UK house prices 6% overvalued, down from peak 30%, based on rents
UK house prices are 6% overvalued, based on a comparison of the national rental yield with its historical average.
The national rental yield is derived from national accounts data by dividing the sum of actual rental payments and imputed rents of owner-occupiers by the value of the housing stock – see first chart. The yield averaged 3.6% between 1965 and 2007. (The low value partly reflects the inclusion of subsidised social housing and vacant properties.)
The house price boom pushed the rental yield below 2.8% in the third quarter of 2007, suggesting that prices were overvalued by 30%, based on the 3.6% long-run average. Current prices are 5% lower, according to the index published by the Department of Communities and Local Government, while national accounts rents have risen by 18%. The resulting 3.4% yield implies overvaluation of 6%.

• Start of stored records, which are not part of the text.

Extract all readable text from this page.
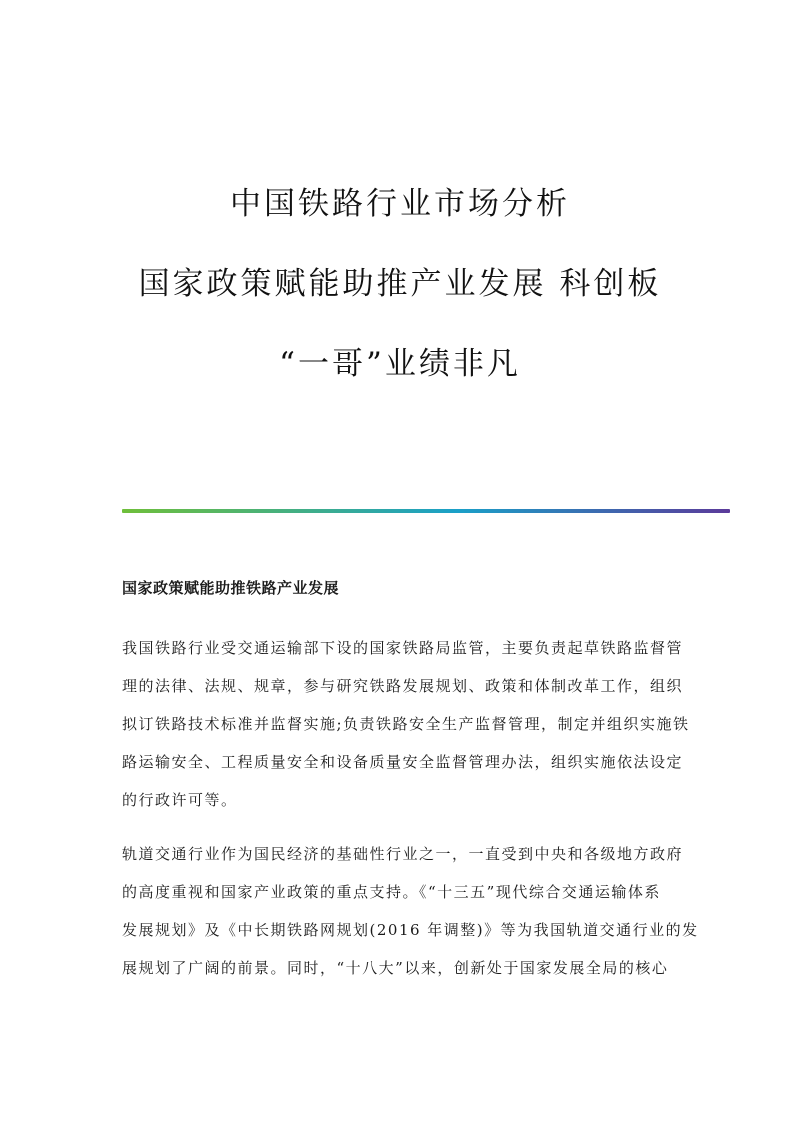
中国铁路行业市场分析

国家政策赋能助推产业发展 科创板

“一哥”业绩非凡

国家政策赋能助推铁路产业发展

我国铁路行业受交通运输部下设的国家铁路局监管，主要负责起草铁路监督管
理的法律、法规、规章，参与研究铁路发展规划、政策和体制改革工作，组织
拟订铁路技术标准并监督实施;负责铁路安全生产监督管理，制定并组织实施铁
路运输安全、工程质量安全和设备质量安全监督管理办法，组织实施依法设定
的行政许可等。
轨道交通行业作为国民经济的基础性行业之一，一直受到中央和各级地方政府
的高度重视和国家产业政策的重点支持。《“十三五”现代综合交通运输体系
发展规划》及《中长期铁路网规划(2016 年调整)》等为我国轨道交通行业的发
展规划了广阔的前景。同时，“十八大”以来，创新处于国家发展全局的核心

Housing market bears compare house prices with earnings rather than rents. The ratio of the value of the housing stock to household disposable income is 59% above its long-run average – second chart. This average, however, is a misleading guide to "fair value" because the ratio has trended higher over time, reflecting factors such as improving quality, the pressure of an expanding population on constrained supply and a high income elasticity of demand for housing.

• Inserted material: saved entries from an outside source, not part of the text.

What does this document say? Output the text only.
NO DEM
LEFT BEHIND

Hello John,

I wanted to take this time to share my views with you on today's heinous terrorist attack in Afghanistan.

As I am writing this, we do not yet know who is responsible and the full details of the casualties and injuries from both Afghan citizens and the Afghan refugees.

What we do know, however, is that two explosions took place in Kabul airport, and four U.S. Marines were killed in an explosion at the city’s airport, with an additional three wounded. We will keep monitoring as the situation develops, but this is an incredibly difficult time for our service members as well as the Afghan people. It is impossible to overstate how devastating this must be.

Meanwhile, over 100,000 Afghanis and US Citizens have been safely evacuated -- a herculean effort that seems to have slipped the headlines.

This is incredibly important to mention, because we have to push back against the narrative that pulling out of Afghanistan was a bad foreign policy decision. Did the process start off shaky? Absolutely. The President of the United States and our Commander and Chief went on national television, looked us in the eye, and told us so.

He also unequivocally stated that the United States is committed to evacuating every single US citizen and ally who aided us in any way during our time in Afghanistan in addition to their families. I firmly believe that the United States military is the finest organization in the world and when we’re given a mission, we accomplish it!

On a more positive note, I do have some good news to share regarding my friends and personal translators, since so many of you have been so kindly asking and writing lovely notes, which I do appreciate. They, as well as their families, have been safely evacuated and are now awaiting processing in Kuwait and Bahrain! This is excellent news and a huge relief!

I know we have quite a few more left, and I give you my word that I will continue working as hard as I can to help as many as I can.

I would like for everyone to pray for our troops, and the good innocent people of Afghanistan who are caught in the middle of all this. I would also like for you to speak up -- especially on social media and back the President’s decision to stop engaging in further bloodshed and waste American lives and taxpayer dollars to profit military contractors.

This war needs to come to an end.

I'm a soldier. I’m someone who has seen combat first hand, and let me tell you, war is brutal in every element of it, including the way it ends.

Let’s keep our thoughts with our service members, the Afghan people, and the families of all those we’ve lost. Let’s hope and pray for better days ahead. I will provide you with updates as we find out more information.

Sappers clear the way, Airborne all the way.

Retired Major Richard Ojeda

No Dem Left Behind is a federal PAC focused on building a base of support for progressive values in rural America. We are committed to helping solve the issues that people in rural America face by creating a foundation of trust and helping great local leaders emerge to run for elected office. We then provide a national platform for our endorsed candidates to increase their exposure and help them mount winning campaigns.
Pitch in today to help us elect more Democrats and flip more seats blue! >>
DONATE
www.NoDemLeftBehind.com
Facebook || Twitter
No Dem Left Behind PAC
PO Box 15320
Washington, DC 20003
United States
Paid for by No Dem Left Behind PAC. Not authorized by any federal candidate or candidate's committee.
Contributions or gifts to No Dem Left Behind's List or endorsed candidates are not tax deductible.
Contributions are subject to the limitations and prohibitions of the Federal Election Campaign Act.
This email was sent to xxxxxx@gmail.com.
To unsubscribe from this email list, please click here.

The national rental yield, by contrast, has fluctuated around a stable long-run level. Rents already incorporate fundamental influences on housing demand and supply. People need to live somewhere – the choice is between buying your own home or renting, not between spending money on housing or retaining income for other purposes.
The current 6% overvaluation does not imply that house prices will fall, for two reasons. First, the deviation can be corrected by rising rents – up by 7% in the year to the first quarter. Secondly, a below-average rental yield may be sustainable as long as nominal and real interest rates remain low, limiting forced selling.
(This is a follow-up to a note in May 2009, which suggested that house prices were bottoming because the rental yield had returned to its long-run average.)